Yes, I know, it’s hard to resist cookies, cupcakes and other treats at the office this time of year. You will be better able to resist temptation if you are mindful of balancing your blood sugar. This means eating 3 meals a day with quality protein and vegetables and plenty of water. Remember: this is cold and flu season. Sugar and flour suppress your immune system and create inflammation in the body. Sugar can also take down your mood because it suppresses activity of BDNF, a growth hormone in the brain that plays a significant role in memory function; in animal studies, low BDNF can trigger depression. A study conducted by psychiatric researcher Malcolm Peet found a strong link between high sugar consumption and risk of depression and schizophrenia.3
While it’s also tempting to slack off on exercise, keep moving. Many studies have shown that exercise—both aerobic and resistance training—is positively associated with mood. The results of a study, published in Psychosomatic Medicine, confirmed previous findings that exercise is comparable to antidepressant medication in the treatment of patients with Major Depressive Disorder (MDD).4 And don’t let the idea that exercise has to be hard or long in order to be effective deter you: taking a long (or short) leisurely walk counts as “exercise”.

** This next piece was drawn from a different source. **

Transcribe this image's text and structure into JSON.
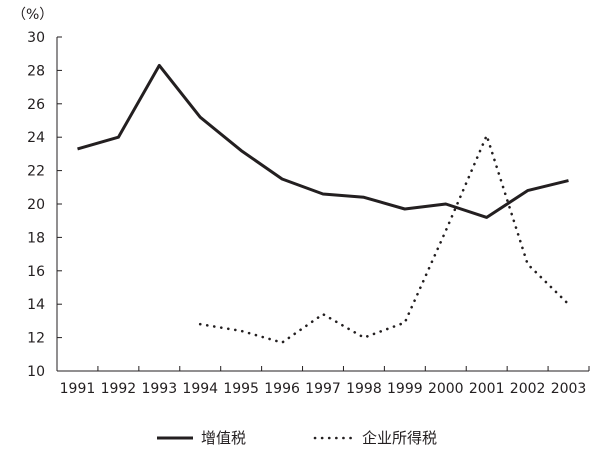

6. Avoid self-medicating. Remain true to yourself.
If there has been a loss of any kind—a job, a loved one, a marriage, mobility / health—the urge to “escape” and self-medicate with food, sugar, alcohol, drugs, sex or electronic distraction, can be overwhelming. The cultural pressure to be social, festive, “happy” and “on” during the holidays only exacerbates this urge, especially if we buy into the idea that everyone else is having a “perfect” holiday.
If you are feeling overwhelmed, sad, angry or lonely…say it, write it, own it. If you need time and space to heal from a loss, decline invitations without apology. If you don’t feel like visiting relatives or friends, who you know will leave you feeling drained (and craving a drink!), don’t do it.
Do you find yourself desperate to numb your pain? This is the time to seek support, whether through a friend(s), therapist or support group (online or in-person). Being proactive in seeking and accepting support is a sign of strength—not weakness.
7. Reframe. Reframe. Reframe.
Your thoughts become your reality. Thoughts influence how you feel and how you behave. When you are able to acknowledge your thoughts and identify any negative thought patterns, you can then transform them.
For example, if you decide to celebrate Christmas at home this year instead of traveling to a distant family gathering, you may think: “I am such a bad daughter (or son). Everyone is going to think I’m a jerk for not making the effort to travel.” Reframe. “I need this time with my family (or friends). And I am looking forward to a relaxing, intimate and meaningful holiday celebration at home.”
Be very, very kind to yourself this month.